Keistimewaan kebangsaan Indonesia terletak dalam realitas bahwa sebuah komunitas yang dibayangkan (imagined community) itu tidak berangkat dari etnisitas atau kelokalan yang homogen seperti yang terjadi di sebagian besar imagined communities Eropa Barat.

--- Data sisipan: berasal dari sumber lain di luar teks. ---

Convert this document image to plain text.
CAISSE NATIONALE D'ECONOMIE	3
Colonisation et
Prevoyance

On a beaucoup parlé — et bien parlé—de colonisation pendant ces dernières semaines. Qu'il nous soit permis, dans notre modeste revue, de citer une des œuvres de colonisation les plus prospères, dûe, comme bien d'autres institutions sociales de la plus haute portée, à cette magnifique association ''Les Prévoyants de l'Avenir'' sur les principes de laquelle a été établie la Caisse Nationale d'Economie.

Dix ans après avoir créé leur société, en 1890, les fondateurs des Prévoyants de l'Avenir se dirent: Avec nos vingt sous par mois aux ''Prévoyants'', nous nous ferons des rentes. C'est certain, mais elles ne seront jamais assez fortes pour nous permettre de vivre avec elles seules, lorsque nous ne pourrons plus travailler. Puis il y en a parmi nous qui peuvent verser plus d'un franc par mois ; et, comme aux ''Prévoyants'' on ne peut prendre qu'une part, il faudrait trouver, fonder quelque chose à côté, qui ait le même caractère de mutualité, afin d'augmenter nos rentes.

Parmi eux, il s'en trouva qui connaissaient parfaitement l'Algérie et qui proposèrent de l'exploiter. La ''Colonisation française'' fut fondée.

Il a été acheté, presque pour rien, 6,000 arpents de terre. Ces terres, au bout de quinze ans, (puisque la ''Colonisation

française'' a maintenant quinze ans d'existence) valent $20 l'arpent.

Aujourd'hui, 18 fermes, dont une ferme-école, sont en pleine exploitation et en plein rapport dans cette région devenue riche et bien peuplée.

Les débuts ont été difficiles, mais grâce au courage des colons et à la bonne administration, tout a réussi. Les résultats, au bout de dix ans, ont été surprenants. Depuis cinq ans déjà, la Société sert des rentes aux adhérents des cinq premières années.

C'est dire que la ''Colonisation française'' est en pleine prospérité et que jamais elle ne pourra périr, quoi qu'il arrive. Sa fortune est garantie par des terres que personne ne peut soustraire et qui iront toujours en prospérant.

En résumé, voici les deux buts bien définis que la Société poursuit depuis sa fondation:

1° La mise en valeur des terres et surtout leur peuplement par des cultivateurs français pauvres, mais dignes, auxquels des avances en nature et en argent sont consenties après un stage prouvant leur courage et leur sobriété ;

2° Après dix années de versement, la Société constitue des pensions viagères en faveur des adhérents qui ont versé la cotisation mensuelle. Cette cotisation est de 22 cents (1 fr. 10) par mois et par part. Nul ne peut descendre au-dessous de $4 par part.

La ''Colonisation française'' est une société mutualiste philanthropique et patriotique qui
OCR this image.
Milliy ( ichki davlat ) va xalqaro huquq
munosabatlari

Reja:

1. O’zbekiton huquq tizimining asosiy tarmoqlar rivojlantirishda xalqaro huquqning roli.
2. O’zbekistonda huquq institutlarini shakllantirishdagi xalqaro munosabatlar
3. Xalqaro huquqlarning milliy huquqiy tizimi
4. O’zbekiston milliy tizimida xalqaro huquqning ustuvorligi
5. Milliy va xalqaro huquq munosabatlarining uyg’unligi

Keistimewaan kebangsaan Indonesia justru terletak pada kebhinekaan yang dikelola bersama dalam pengakuan sosial yang setara.

Jurang antara cita-cita dan norma yang dimuliakan tersebut dengan realitasnya yang belum terwujud merupakan sebuah sumber idealisme kebangsaan yang dapat menjadi dorongan bagi seluruh elemen bangsa dan negara untuk terus memperjuangkan perwujudan Indonesia yang dibayangkan sebagai sebuah rumah yang dapat menerima dan merangkul seluruh warga negara tanpa kecuali.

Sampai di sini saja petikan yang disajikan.